3. GRIBs are of course useful. If you use software
such as zygrib, download the latest GRIBs for your cruising area of Ko Chang, Ko Mak et al. Make sure to configure zygrib or the GRIB viewer of your choice to see CAPE (Convective Available Potential Energy) and CIN (Convective INhibition) forecasts. If CAPE is >1.5 kJ/kg, expect updrafts (as explained above) with squalls, rain etc. If CIN is > 200 J/kg, a capping layer may counter the updraft effect. If CIN is < 50 J/kg and CAPE is > 1.5 kJ/kg, then reef early and set your anchor
4. At latitude 12 degrees N (i.e. Ko Chang et al) don't waste your time looking at sea level pressure synoptic charts
. Synoptic charts and the associated rules of thumb (Buys Ballot and so on about Lows on your Left) that are fine in temperate latitudes are not worth much in the tropics.

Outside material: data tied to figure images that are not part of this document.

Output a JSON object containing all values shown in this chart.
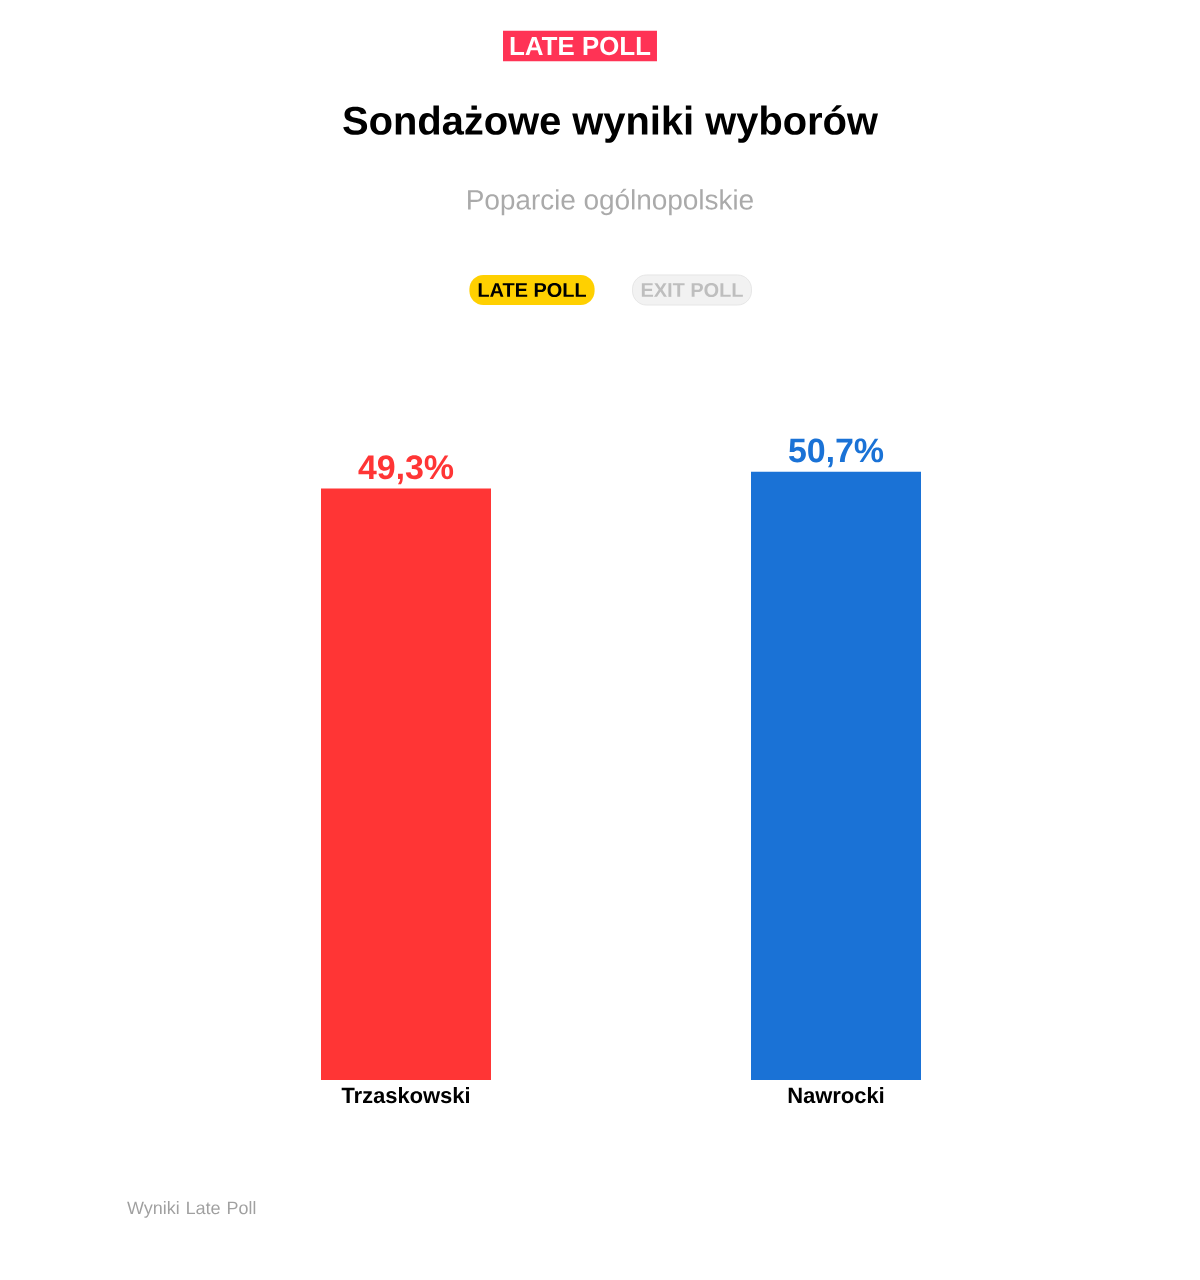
{
  "chart_data": {
    "type": "bar",
    "title": "Sondażowe wyniki wyborów",
    "subtitle": "Poparcie ogólnopolskie",
    "categories": [
      "Trzaskowski",
      "Nawrocki"
    ],
    "values": [
      49.3,
      50.7
    ],
    "colors": [
      "#ff3535",
      "#1a72d6"
    ],
    "value_labels": [
      "49,3%",
      "50,7%"
    ],
    "tick_labels": "x",
    "annotations": [
      "LATE POLL",
      "LATE POLL",
      "EXIT POLL",
      "Wyniki Late Poll"
    ]
  }
}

Instead of synoptic charts (with isobars of sea level atmospheric pressure), in the tropics streamline charts are the more useful tool. The US Navy
Fleet Numeric Ops Center has a neat website that delivers great forecasts into the near future. But the easy choice for the Gulf of Thailand (remember to pronounce it ThaiLand, with the capital letters being point of pronunciation emphasis), is the daily Regional Weather Chart issued each afternoon from the Singapore
Agency. See: Singapore Weather Information Portal - Regional Weather Chart
The lines are surface streamlines (i.e. the direction of wind
at 10 metres above sea level, which will be close to the metacentre of your sailplan). At selected points you'll see a wind
barb (the usual deal, a half fleche for 5 knots, a full fleche for 10 knots), the expected temperature in Celsius, and an icon for expected weather conditions (a black dot for overcast, a white dot for clear sky, etc).
Of course, around Ko Chang, Ko Mak etc, you'll have other local conditions (island effect wind conditions, sea breeze etc) so don't expect any general prediction to be accurate at micro levels.